Dans une image d’architecture, de nombreux objets passent presque inaperçus. Une table, un fauteuil, un vase ou quelques assiettes servent souvent à donner une échelle, à suggérer un usage ou à rendre l’espace plus vivant. Pourtant, même lorsqu’ils semblent secondaires, leur présence influence fortement la perception de l’image.

Un objet trop célèbre ou immédiatement reconnaissable peut attirer toute l’attention et détourner le regard de l’architecture. À l’inverse, un objet trop banal risque de rendre l’en-semble plus fade. Sans créer de défaut évident, il installe une sensation de familiarité excessive, comme si l’on retrouvait encore les mêmes meubles et accessoires déjà vus dans d’innombrables visuels.

C’est pour cette raison que nous avons développé une démarche spécifique autour de ces éléments. L’objectif n’est pas d’accumuler davantage de détails ou d’agrandir nos bibliothèques numériques, mais de créer des objets capables d’apporter une identité propre à chaque scène.

Cette recherche débute bien avant la modélisation. Elle naît d’abord dans l’observation et la collecte de références.

Comprendre ce que l’algorithme nous montre

Aujourd’hui, une grande partie de la veille visuelle se fait sur Instagram. La plateforme mémorise les centres d’intérêt, analyse les interactions et affine progressivement les contenus proposés.

Ce fonctionnement peut s’avérer particulièrement efficace. Lorsqu’on s’intéresse pendant plusieurs semaines à certains matériaux, à certaines formes ou à des familles de mobilier précises, le fil devient de plus en plus pertinent. Il révèle alors des créateurs, des objets ou des univers que des recherches classiques n’auraient peut-être jamais permis de découvrir.

Cependant, cette efficacité possède aussi un revers. Les algorithmes approfondissent généralement une direction au lieu de la remettre en question.
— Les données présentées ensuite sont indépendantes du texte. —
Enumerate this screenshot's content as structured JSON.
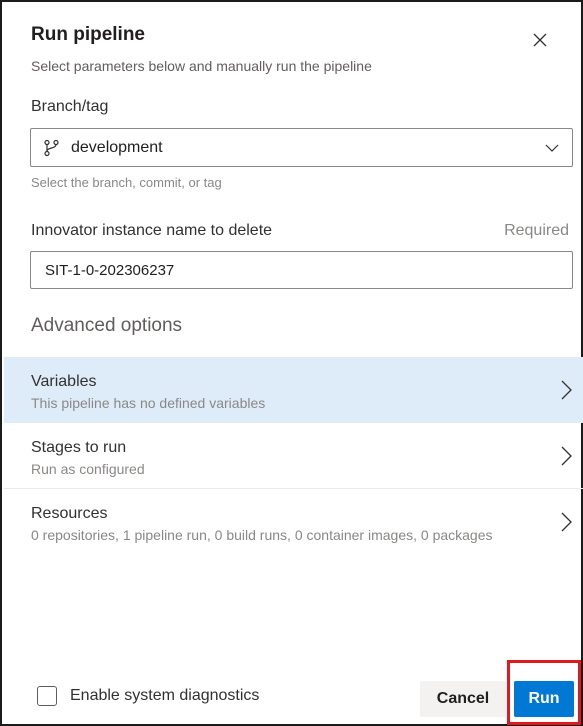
{
  "dialog": {
    "title": "Run pipeline",
    "subtitle": "Select parameters below and manually run the pipeline"
  },
  "branch": {
    "label": "Branch/tag",
    "value": "development",
    "hint": "Select the branch, commit, or tag"
  },
  "instance": {
    "label": "Innovator instance name to delete",
    "required": "Required",
    "value": "SIT-1-0-202306237"
  },
  "advanced": {
    "title": "Advanced options",
    "rows": [
      {
        "title": "Variables",
        "subtitle": "This pipeline has no defined variables"
      },
      {
        "title": "Stages to run",
        "subtitle": "Run as configured"
      },
      {
        "title": "Resources",
        "subtitle": "0 repositories, 1 pipeline run, 0 build runs, 0 container images, 0 packages"
      }
    ]
  },
  "footer": {
    "diagnostics_label": "Enable system diagnostics",
    "cancel_label": "Cancel",
    "run_label": "Run"
  },
  "colors": {
    "accent": "#0078d4",
    "selected_row": "#deecf9",
    "highlight": "#e0191f"
  }
}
Une passion pour le marbre et l’acier inoxydable finit par générer un environnement presque exclusivement composé de ces matériaux. Peu à peu, certaines influences disparaissent au profit d’autres.

Il devient donc essentiel de porter attention non seulement aux images elles-mêmes, mais aussi à la façon dont elles nous parviennent. Cela implique de réintroduire volontairement des domaines oubliés : photographie, design, artisanat, céramique ou toute autre source d’inspiration susceptible d’élargir le regard.

Cette vigilance est nécessaire, car un univers nourri uniquement par la recommandation algorithmique tend rapidement à se répéter. Aujourd’hui, rechercher des références consiste autant à découvrir de nouvelles images qu’à préserver la diversité de sa curiosité.

C’est dans cette logique que nous avons récemment remarqué plusieurs séries d’images générées par intelligence artificielle. Elles représentaient des intérieurs complets peuplés d’objets et de meubles à l’esthétique singulière. Ces créations semblaient artisanales tout en restant très contemporaines. Elles partageaient un langage commun sans ressembler directement à des produits existants ou à des modèles issus des bibliothèques traditionnelles.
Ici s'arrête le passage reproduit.